Hounsfield's own words best describe the genesis of CT scanning. The following text is excerpted from his 1979 Nobel acceptance speech:

"I decided to do some lab experiments with gamma rays. The equipment was very much improvised. A lathe bed provided the lateral scanning movement of the gamma ray source, and sensitive detectors were placed on either side of the object to be viewed which was rotated one inch at the end of each sweep.

"The 28,000 measurements from the detector were digitized and automatically recorded on paper tape. After the scan had been completed, this was fed into the computer and processed.

"Clearly, nine days for a picture was too time-consuming, and the gamma source was replaced by a more powerful x-ray tube source, which reduced the scanning time to nine hours. We produced the first picture of a brain [specimen] to show gray and white matter.

"In parallel, tests were carried out on sections through pigs in the area of the kidneys, and this work also produced most encouraging results. Although the speed had been increased to one picture per day, we had a little trouble with the specimen decaying while the picture was being taken, so producing gas bubbles, which increased in size as the scanning proceeded.

"We could see brain and body tissues clearly, but we were still very worried as to whether tumors would show up at all. We had to build a much faster and more sophisticated machine that would scan the brains of living patients in a hospital.

"In 1972, the first patient was scanned by this machine. She was a woman who had a suspected brain lesion, and the picture showed clearly in detail a dark circular cyst.

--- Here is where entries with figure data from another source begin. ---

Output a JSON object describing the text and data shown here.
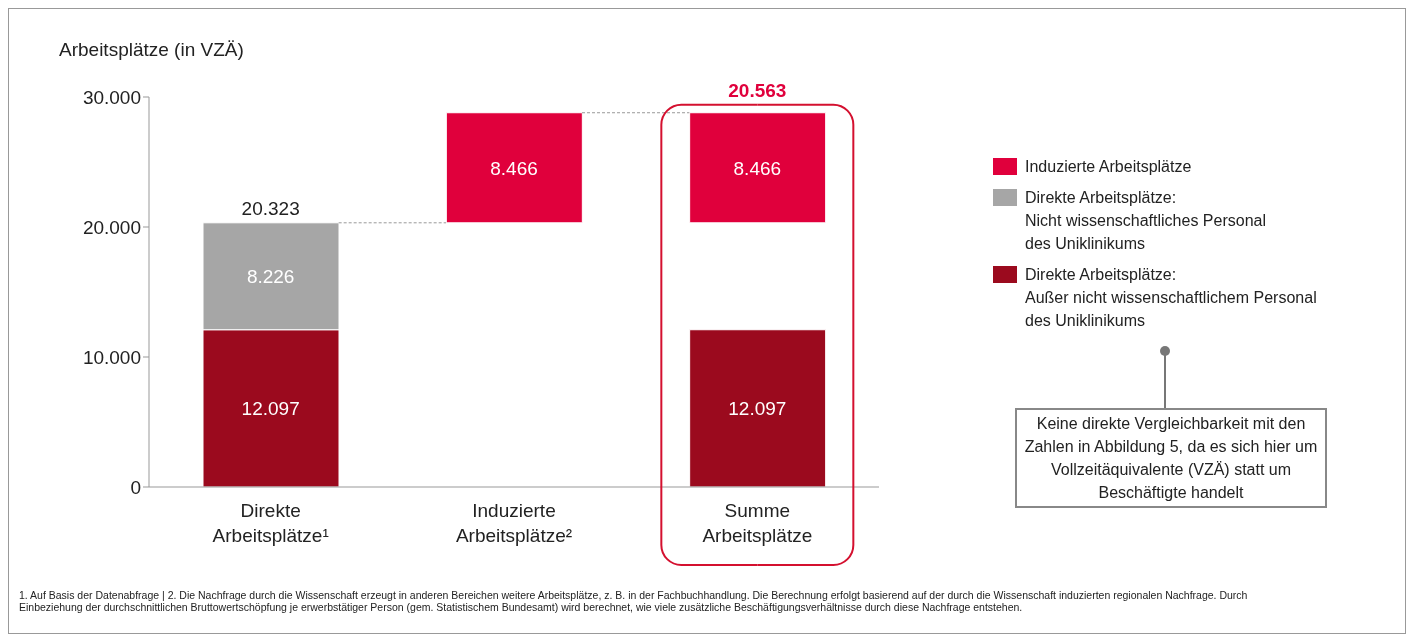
{
  "chart_data": {
    "type": "bar",
    "ylabel": "Arbeitsplätze (in VZÄ)",
    "categories": [
      "Direkte Arbeitsplätze¹",
      "Induzierte Arbeitsplätze²",
      "Summe Arbeitsplätze"
    ],
    "series": [
      {
        "name": "Direkte Arbeitsplätze:\nAußer nicht wissenschaftlichem Personal\ndes Uniklinikums",
        "color": "#9b0a1e",
        "values": [
          12097,
          null,
          12097
        ],
        "base": [
          0,
          null,
          0
        ],
        "value_labels": [
          "12.097",
          null,
          "12.097"
        ]
      },
      {
        "name": "Direkte Arbeitsplätze:\nNicht wissenschaftliches Personal\ndes Uniklinikums",
        "color": "#a6a6a6",
        "values": [
          8226,
          null,
          null
        ],
        "base": [
          12097,
          null,
          null
        ],
        "value_labels": [
          "8.226",
          null,
          null
        ]
      },
      {
        "name": "Induzierte Arbeitsplätze",
        "color": "#e0003c",
        "values": [
          null,
          8466,
          8466
        ],
        "base": [
          null,
          20323,
          20323
        ],
        "value_labels": [
          null,
          "8.466",
          "8.466"
        ]
      }
    ],
    "totals": [
      "20.323",
      null,
      "20.563"
    ],
    "ylim": [
      0,
      30000
    ],
    "yticks": [
      {
        "value": 0,
        "label": "0"
      },
      {
        "value": 10000,
        "label": "10.000"
      },
      {
        "value": 20000,
        "label": "20.000"
      },
      {
        "value": 30000,
        "label": "30.000"
      }
    ],
    "grid": false,
    "legend": "right",
    "annotations": [
      "1. Auf Basis der Datenabfrage  |  2. Die Nachfrage durch die Wissenschaft erzeugt in anderen Bereichen weitere Arbeitsplätze, z. B. in der Fachbuchhandlung. Die Berechnung erfolgt basierend auf der durch die Wissenschaft induzierten regionalen Nachfrage. Durch Einbeziehung der durchschnittlichen Bruttowertschöpfung je erwerbstätiger Person (gem. Statistischem Bundesamt) wird berechnet, wie viele zusätzliche Beschäftigungsverhältnisse durch diese Nachfrage entstehen.",
      "Keine direkte Vergleichbarkeit mit den Zahlen in Abbildung 5, da es sich hier um Vollzeitäquivalente (VZÄ) statt um Beschäftigte handelt"
    ]
  }
}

"Applying the principles to scanning the body seemed to be the next logical step. A larger and faster scanner was designed capable of taking high-resolution pictures of the body in 18 seconds.

"What improvements should we expect to see in the future? Various attempts have been made to achieve useful pictures of the heart. [One] approach is being made at the Mayo Clinic, where a large machine is being constructed with 27 x-ray tubes designed to fire sequentially. It is hoped to take a sequence of pictures in a fraction of a second during one heartbeat. However, the complexity and cost may rule out such a machine being used worldwide.

"A further promising field may be the detection of the coronary arteries. It may be possible to detect these under special conditions of scanning."

"As all the information on the body is stored in three dimensions, it is possible therefore to display the object at any angle. This allows it to be examined by rotating it around on the screen. The views seen around the organ to be examined may reveal information that hitherto could have been missed, when it was viewed normally in one fixed plane, normal to the axis of the body."